The jobs update, which referenced articles by pv magazine writers Emiliano Bellini, Uma Gupta, Syful Islam, Marija Maisch, Pilar Sanchez Molina and Jorge Zarco – plus a guest article by Svitlana Teush – cited familiar hurdles to solar deployment in India including low electricity tariff ceilings, land scarcity, grid shortfalls, delayed payments, attempts to renegotiate power purchase agreements and import duties, as well as currency devaluation. The importance of India developing a domestic solar manufacturing industry was also highlighted, with mention of an estimate by KPMG such a sector could save the country $42 billion in import costs by 2030 as well as creating 50,000 direct and 125,000 indirect jobs over a five-year period.

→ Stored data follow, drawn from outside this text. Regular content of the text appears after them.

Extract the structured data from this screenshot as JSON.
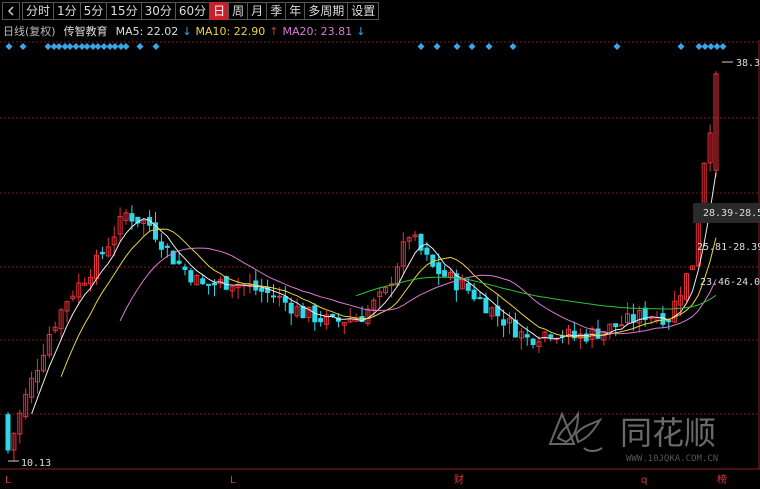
{
  "toolbar": {
    "periods": [
      "分时",
      "1分",
      "5分",
      "15分",
      "30分",
      "60分",
      "日",
      "周",
      "月",
      "季",
      "年",
      "多周期",
      "设置"
    ],
    "active_period": "日"
  },
  "infobar": {
    "mode": "日线(复权)",
    "stock": "传智教育",
    "ma5": "MA5: 22.02",
    "ma10": "MA10: 22.90",
    "ma20": "MA20: 23.81"
  },
  "axis": {
    "high_label": "38.3",
    "low_label": "10.13",
    "tooltip1": "28.39-28.5",
    "tooltip2": "25.81-28.39",
    "tooltip3": "23.46-24.00"
  },
  "date_markers": [
    "L",
    "L",
    "财",
    "q",
    "榜"
  ],
  "watermark": {
    "brand": "同花顺",
    "url": "WWW.10JQKA.COM.CN"
  },
  "colors": {
    "up": "#e8303a",
    "down": "#2fd6e8",
    "ma5": "#eeeeee",
    "ma10": "#e8d33c",
    "ma20": "#d77ad3",
    "ma60": "#2fc43a",
    "grid": "#7a1c1c",
    "marker": "#3aa6e8"
  }
}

The IRENA report stated the Indian solar workforce fell 14% to 109,000 last year due to the weaknesses stated but cast doubt on a recent claim by private-sector body RES4Africa that India had made no specific provision for retraining fossil fuel workers to equip them for the energy transition. According to the IRENA report, India’s Skill Council for Green Jobs has established more than 350 training centres in seven states and trained more than 25,000 solar installers and engineers.
Threat
IRENA pointed out the threat new technology such as drones and artificial intelligence posed to clean energy job numbers, noting that a technician requires around 10 hours to inspect each megawatt of solar generation capacity whereas a drone can cover the same ground in 15-18 minutes. Such applications “will shape the labor intensity of renewables in years to come,” stated the report.

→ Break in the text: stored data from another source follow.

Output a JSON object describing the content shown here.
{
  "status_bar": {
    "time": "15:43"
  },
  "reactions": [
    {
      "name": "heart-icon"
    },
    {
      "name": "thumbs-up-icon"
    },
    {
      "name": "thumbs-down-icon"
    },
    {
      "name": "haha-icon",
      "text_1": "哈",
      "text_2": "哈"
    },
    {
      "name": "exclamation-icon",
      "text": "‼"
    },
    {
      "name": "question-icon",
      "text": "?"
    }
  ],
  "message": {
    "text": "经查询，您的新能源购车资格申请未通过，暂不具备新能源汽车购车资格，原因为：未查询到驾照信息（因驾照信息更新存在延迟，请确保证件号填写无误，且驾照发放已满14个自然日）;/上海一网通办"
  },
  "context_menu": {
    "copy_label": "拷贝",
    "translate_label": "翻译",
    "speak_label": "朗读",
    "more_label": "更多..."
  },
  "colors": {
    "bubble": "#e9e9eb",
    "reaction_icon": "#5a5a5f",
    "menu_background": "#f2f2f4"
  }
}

The country-by-country solar employment figures showed up some surprising developments, including confirmation last year’s ‘solar gold rush’ in Vietnam had transformed employment in the sector there, with 56,700 PV-related jobs in 2019 – the government had anticipated only 45,000 by 2030. The Philippines saw a big rise in solar employment, from 20,800 to 33,700 and various policy initiatives and big projects further swelled global numbers, with around 3,000 people employed at Egypt’s huge Benban solar field alone.

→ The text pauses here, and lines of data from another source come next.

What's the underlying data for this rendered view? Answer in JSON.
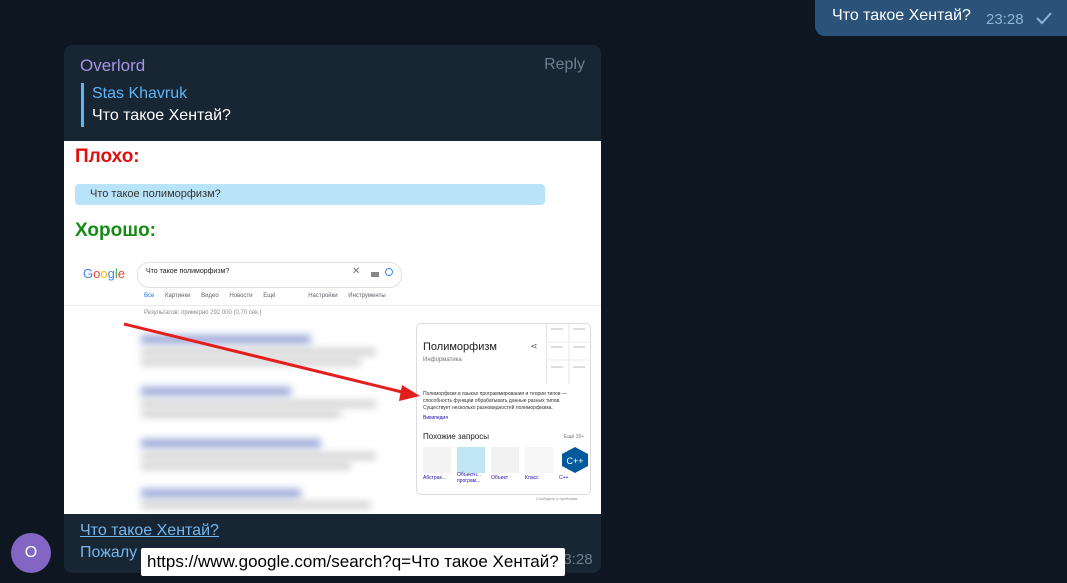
{
  "outgoing": {
    "text": "Что такое Хентай?",
    "time": "23:28",
    "check_icon": "check-icon"
  },
  "incoming": {
    "sender": "Overlord",
    "reply_label": "Reply",
    "quote": {
      "name": "Stas Khavruk",
      "text": "Что такое Хентай?"
    },
    "caption_link": "Что такое Хентай?",
    "caption_text": "Пожалу",
    "time": "23:28"
  },
  "image": {
    "bad_label": "Плохо:",
    "bad_bubble_text": "Что такое полиморфизм?",
    "good_label": "Хорошо:",
    "google_logo": "Google",
    "search_query": "Что такое полиморфизм?",
    "tabs": [
      "Все",
      "Картинки",
      "Видео",
      "Новости",
      "Ещё",
      "Настройки",
      "Инструменты"
    ],
    "results_count": "Результатов: примерно 292 000 (0,70 сек.)",
    "kp_title": "Полиморфизм",
    "kp_subtitle": "Информатика",
    "kp_description": "Полиморфизм в языках программирования и теории типов — способность функции обрабатывать данные разных типов. Существует несколько разновидностей полиморфизма.",
    "kp_wiki": "Википедия",
    "kp_related": "Похожие запросы",
    "kp_more": "Ещё 15+",
    "kp_thumb_labels": [
      "Абстрак...",
      "Объектн... програм...",
      "Объект",
      "Класс",
      "C++"
    ],
    "kp_feedback": "Сообщить о проблеме",
    "colors": {
      "bad": "#e01010",
      "good": "#148c14",
      "arrow": "#e41e1e"
    }
  },
  "avatar_letter": "O",
  "tooltip_url": "https://www.google.com/search?q=Что такое Хентай?"
}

Indonesia‘s bid to install 1 GW per year for at least the next four years could drive 22,000 PV jobs, said IRENA, and Algeria’s plans to install 4 GW of solar capacity via five annual tenders to 2024 could employ 56,000 people in construction and then 2,000 in operations and maintenance. Similarly, South Korea’s 13,800-strong solar workforce in 2018 could be swelled by 4,500 new employees thanks to a plan to put solar on a million roofs in Seoul by 2023.